Dolphins with a “porpoise”
In an effort to conserve populations of vaquita porpoise, the world’s most endangered marine species, the Mexican government will deploy U.S. Navy-trained dolphins to find and herd vaquitas to a marine sanctuary.
Biologists have discovered that tomato plants can release a chemical that drives caterpillars to cannibalism.

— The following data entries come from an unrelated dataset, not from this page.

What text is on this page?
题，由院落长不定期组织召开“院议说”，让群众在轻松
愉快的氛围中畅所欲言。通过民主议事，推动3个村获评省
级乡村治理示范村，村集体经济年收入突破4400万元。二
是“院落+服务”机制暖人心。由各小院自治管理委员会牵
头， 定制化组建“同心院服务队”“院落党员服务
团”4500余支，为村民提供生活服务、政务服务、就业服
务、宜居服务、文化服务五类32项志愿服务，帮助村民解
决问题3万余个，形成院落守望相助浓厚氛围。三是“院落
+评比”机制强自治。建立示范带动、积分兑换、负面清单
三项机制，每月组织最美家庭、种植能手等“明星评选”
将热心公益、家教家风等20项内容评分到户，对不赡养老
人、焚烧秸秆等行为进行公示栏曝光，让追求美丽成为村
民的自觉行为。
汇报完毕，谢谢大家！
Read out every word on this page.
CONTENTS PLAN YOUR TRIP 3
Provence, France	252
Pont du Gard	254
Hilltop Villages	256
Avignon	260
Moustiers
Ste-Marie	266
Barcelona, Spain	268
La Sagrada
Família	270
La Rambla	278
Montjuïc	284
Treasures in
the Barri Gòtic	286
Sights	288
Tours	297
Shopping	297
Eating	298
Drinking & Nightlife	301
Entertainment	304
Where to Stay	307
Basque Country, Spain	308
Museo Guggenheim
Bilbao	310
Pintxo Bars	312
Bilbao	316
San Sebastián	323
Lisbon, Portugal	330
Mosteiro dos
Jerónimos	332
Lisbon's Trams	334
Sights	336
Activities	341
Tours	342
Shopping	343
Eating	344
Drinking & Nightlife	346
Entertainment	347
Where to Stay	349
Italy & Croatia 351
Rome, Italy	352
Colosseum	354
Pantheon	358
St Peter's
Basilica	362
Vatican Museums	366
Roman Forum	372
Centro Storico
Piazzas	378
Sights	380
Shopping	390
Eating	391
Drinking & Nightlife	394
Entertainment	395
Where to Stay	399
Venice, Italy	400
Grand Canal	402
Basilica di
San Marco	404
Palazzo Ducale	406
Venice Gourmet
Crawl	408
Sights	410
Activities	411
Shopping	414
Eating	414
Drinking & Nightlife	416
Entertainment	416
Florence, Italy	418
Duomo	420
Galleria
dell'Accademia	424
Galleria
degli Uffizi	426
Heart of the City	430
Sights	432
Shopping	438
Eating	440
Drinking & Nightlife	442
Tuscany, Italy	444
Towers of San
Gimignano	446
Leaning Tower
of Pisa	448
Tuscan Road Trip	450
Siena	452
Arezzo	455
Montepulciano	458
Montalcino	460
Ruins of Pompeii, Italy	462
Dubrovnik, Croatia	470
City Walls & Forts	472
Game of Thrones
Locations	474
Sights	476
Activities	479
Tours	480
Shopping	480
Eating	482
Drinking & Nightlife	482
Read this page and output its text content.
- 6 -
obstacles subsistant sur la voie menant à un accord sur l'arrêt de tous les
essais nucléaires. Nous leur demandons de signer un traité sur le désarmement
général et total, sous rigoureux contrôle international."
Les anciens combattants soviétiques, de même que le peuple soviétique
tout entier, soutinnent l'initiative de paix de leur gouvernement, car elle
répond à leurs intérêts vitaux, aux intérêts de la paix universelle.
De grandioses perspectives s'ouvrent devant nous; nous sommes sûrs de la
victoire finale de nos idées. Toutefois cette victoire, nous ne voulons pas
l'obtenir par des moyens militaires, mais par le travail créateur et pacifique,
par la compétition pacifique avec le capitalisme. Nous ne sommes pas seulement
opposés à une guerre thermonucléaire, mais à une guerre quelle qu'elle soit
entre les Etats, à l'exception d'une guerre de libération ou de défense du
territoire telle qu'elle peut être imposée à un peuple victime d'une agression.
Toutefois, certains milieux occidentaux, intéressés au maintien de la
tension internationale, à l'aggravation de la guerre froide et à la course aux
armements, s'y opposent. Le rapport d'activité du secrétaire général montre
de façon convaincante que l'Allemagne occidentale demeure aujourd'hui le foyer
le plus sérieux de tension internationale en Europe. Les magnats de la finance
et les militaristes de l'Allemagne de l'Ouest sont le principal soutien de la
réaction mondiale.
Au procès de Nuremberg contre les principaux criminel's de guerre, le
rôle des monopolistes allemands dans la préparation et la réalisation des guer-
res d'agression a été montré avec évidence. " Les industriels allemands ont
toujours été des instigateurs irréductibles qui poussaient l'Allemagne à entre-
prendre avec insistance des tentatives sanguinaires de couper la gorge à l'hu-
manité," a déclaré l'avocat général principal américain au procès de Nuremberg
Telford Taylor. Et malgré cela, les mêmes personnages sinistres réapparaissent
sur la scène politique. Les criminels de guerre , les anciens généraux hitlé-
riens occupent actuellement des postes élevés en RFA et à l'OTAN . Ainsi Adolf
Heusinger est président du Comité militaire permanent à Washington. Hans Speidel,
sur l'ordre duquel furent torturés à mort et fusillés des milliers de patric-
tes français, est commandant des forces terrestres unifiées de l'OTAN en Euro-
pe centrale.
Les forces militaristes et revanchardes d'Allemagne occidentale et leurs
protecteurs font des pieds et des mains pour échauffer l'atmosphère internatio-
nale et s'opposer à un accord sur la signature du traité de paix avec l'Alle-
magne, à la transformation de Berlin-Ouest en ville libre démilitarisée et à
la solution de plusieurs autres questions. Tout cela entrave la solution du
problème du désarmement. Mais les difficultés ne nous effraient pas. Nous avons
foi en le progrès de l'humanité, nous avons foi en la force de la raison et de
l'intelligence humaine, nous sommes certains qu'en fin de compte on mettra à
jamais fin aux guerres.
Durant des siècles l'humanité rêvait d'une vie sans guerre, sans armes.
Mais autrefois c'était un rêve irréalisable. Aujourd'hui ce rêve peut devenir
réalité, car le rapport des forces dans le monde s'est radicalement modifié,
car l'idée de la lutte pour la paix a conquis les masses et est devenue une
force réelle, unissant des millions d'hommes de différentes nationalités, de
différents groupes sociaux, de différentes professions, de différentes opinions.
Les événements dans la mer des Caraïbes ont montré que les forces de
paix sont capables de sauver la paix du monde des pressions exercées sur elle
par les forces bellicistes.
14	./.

Learn about lobsters’ strange mating rituals and how climate change threatens their reproduction.
No bird for you!
After 18 months of polling, debating and consulting with bird experts, Canada will not be recognizing the grey jay as the country’s national bird.
Bugs that say “bye-bye birdie”
Scientists have found more than 100 cases throughout history of praying mantises killing and eating small birds.
Lean, mean running machines
Researchers have developed a new theory explaining why cheetahs, falcons and marlins are so fast.
Water bears won’t bear the brunt of an apocalypse
Results of a new study predict that tardigrades, also known as water bears, could survive a variety of astronomical disasters.
Recent research reveals that instead of swallowing, bamboo sharks shrug their shoulders to bring prey into their stomachs from their mouths.
Life in plastic…it’s not fantastic
Researchers have discovered that 8.3 billion metric tons of plastic have been produced since the 1950s, and by 2050 an estimated 12 billion metric tons will have accumulated in landfills or in the environment.